Follow the unblazed dirt road loop trail gently down until an unusual rock appears on the right, about 40 steps past a 25 foot snag on the left. This rock with its foliose lichen reminded Pete of a small version of the slimy frog in "Pan's Labyrinth", but we did not try to plant a carrot in its gaping maw because it might have fallen in too deep. Instead, look under a small lichen covered stone on its carefully camouflaged right back side for The Fantasticks.
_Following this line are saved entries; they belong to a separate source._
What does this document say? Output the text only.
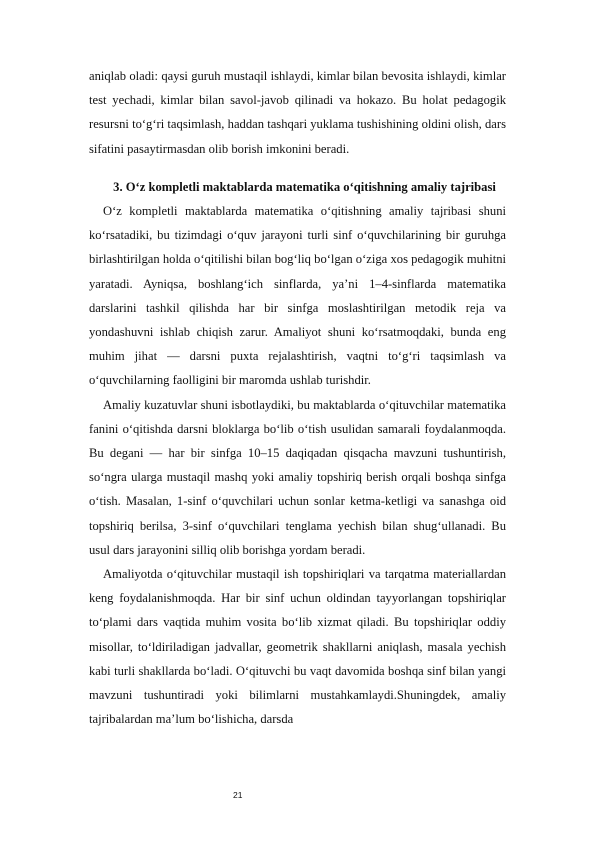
aniqlab oladi: qaysi guruh mustaqil ishlaydi, kimlar bilan bevosita ishlaydi, kimlar test yechadi, kimlar bilan savol-javob qilinadi va hokazo. Bu holat pedagogik resursni to‘g‘ri taqsimlash, haddan tashqari yuklama tushishining oldini olish, dars sifatini pasaytirmasdan olib borish imkonini beradi.

3. O‘z kompletli maktablarda matematika o‘qitishning amaliy tajribasi

O‘z kompletli maktablarda matematika o‘qitishning amaliy tajribasi shuni ko‘rsatadiki, bu tizimdagi o‘quv jarayoni turli sinf o‘quvchilarining bir guruhga birlashtirilgan holda o‘qitilishi bilan bog‘liq bo‘lgan o‘ziga xos pedagogik muhitni yaratadi. Ayniqsa, boshlang‘ich sinflarda, ya’ni 1–4-sinflarda matematika darslarini tashkil qilishda har bir sinfga moslashtirilgan metodik reja va yondashuvni ishlab chiqish zarur. Amaliyot shuni ko‘rsatmoqdaki, bunda eng muhim jihat — darsni puxta rejalashtirish, vaqtni to‘g‘ri taqsimlash va o‘quvchilarning faolligini bir maromda ushlab turishdir.

Amaliy kuzatuvlar shuni isbotlaydiki, bu maktablarda o‘qituvchilar matematika fanini o‘qitishda darsni bloklarga bo‘lib o‘tish usulidan samarali foydalanmoqda. Bu degani — har bir sinfga 10–15 daqiqadan qisqacha mavzuni tushuntirish, so‘ngra ularga mustaqil mashq yoki amaliy topshiriq berish orqali boshqa sinfga o‘tish. Masalan, 1-sinf o‘quvchilari uchun sonlar ketma-ketligi va sanashga oid topshiriq berilsa, 3-sinf o‘quvchilari tenglama yechish bilan shug‘ullanadi. Bu usul dars jarayonini silliq olib borishga yordam beradi.

Amaliyotda o‘qituvchilar mustaqil ish topshiriqlari va tarqatma materiallardan keng foydalanishmoqda. Har bir sinf uchun oldindan tayyorlangan topshiriqlar to‘plami dars vaqtida muhim vosita bo‘lib xizmat qiladi. Bu topshiriqlar oddiy misollar, to‘ldiriladigan jadvallar, geometrik shakllarni aniqlash, masala yechish kabi turli shakllarda bo‘ladi. O‘qituvchi bu vaqt davomida boshqa sinf bilan yangi mavzuni tushuntiradi yoki bilimlarni mustahkamlaydi.Shuningdek, amaliy tajribalardan ma’lum bo‘lishicha, darsda

21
Continue on unblazed dirt road until it ends back at the junction with the blue blazed road. Proceed left going downhill past a stone wall on the left and continuing all the way down to the bottom where a stone wall can be seen coming in from the right. At the closest approach of that wall there is a small side path going off to the right. A large pine tree stands about two steps in front of the wall to the north at this point. Without touching the smooth curved branch that rests like a staff against the wall directly behind this tree, merely remove one small stone that sits like filling sandwiched between two larger wall rocks just below and to the left of it. Wrapped in a leftover scrap of what was once my costume for the Bulgarian Suite when I danced many years ago with the international dance performing troupe "Narodno", please find and carefully replace Joseph and the Technicolor Dreamcoat . Hope you enjoyed this colorful little series, and have many pleasant musical tunes going through your head as you wrap up your trip!